I say all of this not particularly to benefit of others—though I certainly hope it does—and certainly not to lift either of us up as examples, but rather to place Polycarp’s example and our commitments before us on the table so that we can challenge ourselves—and challenge each other—to keep going.
We have received and studied the word of God, therefore, let’s make sure our writing builds up the bride of Christ as opposed to tearing her down.
Preaching like Paul
“He, when among you, accurately and steadfastly taught the word of truth in the presence of those who were then alive.”
In addition to writing, Polycarp talks of preaching. I think we can safely assume that Polycarp preached himself and, therefore, was also seeking to follow this example. One of the reasons he shares it here though is surely because he was presenting it as a guide for the preachers present as the letter was being read.
I haven’t preached in a while now, but I know that you’ve been preaching more regularly, and so (perhaps cheekily) I’ll pose this question to you.
Are you, Tim, seeking to accurately and steadfastly teach the word of truth?
I am sure the answer is yes, but I wonder how often we ask ourselves questions like this. I think it’s important that we do, and that we allow others to ask these kinds of questions of us too.
I’ve spoken to many preachers in the circles we run in who say that they're never challenged by friends, but only by those who actively oppose them.

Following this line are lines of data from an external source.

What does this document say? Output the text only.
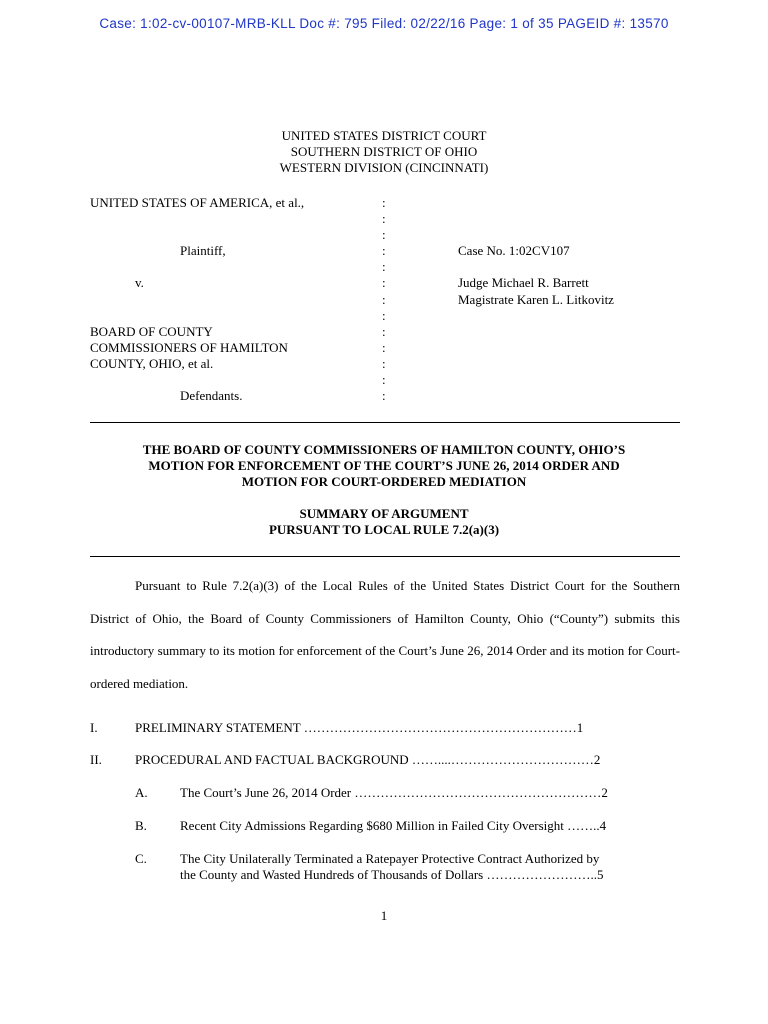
Case: 1:02-cv-00107-MRB-KLL Doc #: 795 Filed: 02/22/16 Page: 1 of 35 PAGEID #: 13570
UNITED STATES DISTRICT COURT
SOUTHERN DISTRICT OF OHIO
WESTERN DIVISION (CINCINNATI)
UNITED STATES OF AMERICA, et al.,	:
:
:
Plaintiff,	:	Case No. 1:02CV107
:
v.	:	Judge Michael R. Barrett
:	Magistrate Karen L. Litkovitz
:
BOARD OF COUNTY	:
COMMISSIONERS OF HAMILTON	:
COUNTY, OHIO, et al.	:
:
Defendants.	:
THE BOARD OF COUNTY COMMISSIONERS OF HAMILTON COUNTY, OHIO’S
MOTION FOR ENFORCEMENT OF THE COURT’S JUNE 26, 2014 ORDER AND
MOTION FOR COURT-ORDERED MEDIATION
SUMMARY OF ARGUMENT
PURSUANT TO LOCAL RULE 7.2(a)(3)
Pursuant to Rule 7.2(a)(3) of the Local Rules of the United States District Court for the Southern District of Ohio, the Board of County Commissioners of Hamilton County, Ohio (“County”) submits this introductory summary to its motion for enforcement of the Court’s June 26, 2014 Order and its motion for Court-ordered mediation.
I.	PRELIMINARY STATEMENT ………………………………………………………1
II.	PROCEDURAL AND FACTUAL BACKGROUND ……....……………………………2
A. The Court’s June 26, 2014 Order …………………………………………………2
B.	Recent City Admissions Regarding $680 Million in Failed City Oversight ……..4
C.	The City Unilaterally Terminated a Ratepayer Protective Contract Authorized by
the County and Wasted Hundreds of Thousands of Dollars ……………………..5
1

Is it any wonder then that we’ve seen multiple leaders fall as of late, who it seems fell into this category of being “unchallengeable”.
Polycarp ends this chapter saying:
[Your Faith,] followed by hope, and preceded by love towards God, and Christ, and our neighbour, “is the mother of us all.” For if anyone be inwardly possessed of these graces, he has fulfilled the command of righteousness, since he that has love is far from all sin.”
Therefore, with faith, and hope, and love for God and my neighbour, I challenge you. Similar to what I said about writing, this challenge isn’t because my love begets confrontation, but because it musters up a desire to build you up. How can I build you up as a preacher? As “he that has love is far from all sin” it stands to reason that my love for you would compel me to guard you from temptation to sin too, by exhorting you in the same manner as Polycarp.
In addition, I do this to love not only you, but my neighbour, including those under your teaching.1 We both believe that faith is received through hearing the word of God preached, if that is so, then we can’t undervalue Polycarp’s challenge to preachers.
Whether in our writing, or our preaching, we are to follow the example of the Apostle Paul, imitating him as he imitated Christ. As high a call as that is, we should come to it not with boyish bravado, but with Christ-like humility.
I look forward to hearing your thoughts on Chapter IV next week.
Grace and Peace,
Adsum Try Ravenhill
By extension, this is to love anyone reading this who is likewise challenged, and therefore to love the wider church too.